Air India is reportedly probing some of its pilots for gaming the duty roster to make extra money. Some senior officials, too, are being investigated in the matter.
The pilots are alleged to have manipulated a well-known company rule to make some quick extra bucks through unofficial agreements among themselves.
A New Delhi-based aviation consultant explained the alleged modus operandi: To incentivise its pilots, Air India ensures that all those who fly a minimum of 40 hours a month are officially deemed to have flown 70 hours instead. The airline then pays these pilots for 70 hours. Now, some pilots manipulate this rule by flying only 40 hours and passing the extra 30 hours to another pilot. This other pilot then adds the first pilot’s 30 hours to his or her own 70 official hours. The second pilot is obviously paid for 100 hours of flying. This means the airline is effectively paying the two pilots for 170 cumulative hours although the two only flew 140 hours.

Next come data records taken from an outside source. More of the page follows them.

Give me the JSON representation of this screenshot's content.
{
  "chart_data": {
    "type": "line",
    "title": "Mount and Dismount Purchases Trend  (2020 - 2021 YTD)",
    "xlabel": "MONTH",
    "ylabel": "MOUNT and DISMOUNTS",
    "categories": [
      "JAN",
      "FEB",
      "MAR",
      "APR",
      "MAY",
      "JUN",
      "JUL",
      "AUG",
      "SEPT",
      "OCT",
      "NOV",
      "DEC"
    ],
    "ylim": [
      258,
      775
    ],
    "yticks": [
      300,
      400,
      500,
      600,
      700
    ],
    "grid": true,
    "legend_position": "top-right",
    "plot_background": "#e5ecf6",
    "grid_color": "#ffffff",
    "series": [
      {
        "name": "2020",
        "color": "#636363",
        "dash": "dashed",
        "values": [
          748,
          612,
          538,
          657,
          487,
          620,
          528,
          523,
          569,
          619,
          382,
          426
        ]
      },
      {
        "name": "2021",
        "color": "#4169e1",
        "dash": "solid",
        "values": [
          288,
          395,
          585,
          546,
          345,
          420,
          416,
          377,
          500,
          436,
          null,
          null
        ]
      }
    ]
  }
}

An Air India spokesperson told Quartz that this is an administrative issue and the airline is looking into it.
“There has been a problem in the past, too, because of this rule,” Mark Martin, founder and CEO at Martin Consulting, told Quartz. “The rostering rule itself is dubious. Rules have been modified and changed more than twice.”
Meanwhile, the Indian Commercial Pilots’ Association (ICPA), which represents over 800 Air India pilots who operate the narrow-body Airbus fleet, has asked Air India to probe all its pilots, including the ones that fly Boeing aircraft. In a letter written to the airline, the ICPA has blamed gross mismanagement in the roster system for the variation in flying hours, the Press Trust of India reported.
“If Air India feels that the current duty-hour rules are affecting the finances of the airline, then the restrictive ‘flight duty time limitation’ with 90 hours per month of flying should be reintroduced with immediate effect,” the letter said.
According to another aviation consultant who didn’t want to be named, Air India suffers from an acute shortage of pilots and the 1,800 it has now are just not enough. “There’s an increasing need to push pilots to fly more,” the consultant said.
The airline must look at some international models and come up with a new method to prepare pilots’ rosters and pay them, analysts observed. “A working committee set up by the aviation ministry and the pilots’ guild should come up with a new working model,” Martin said.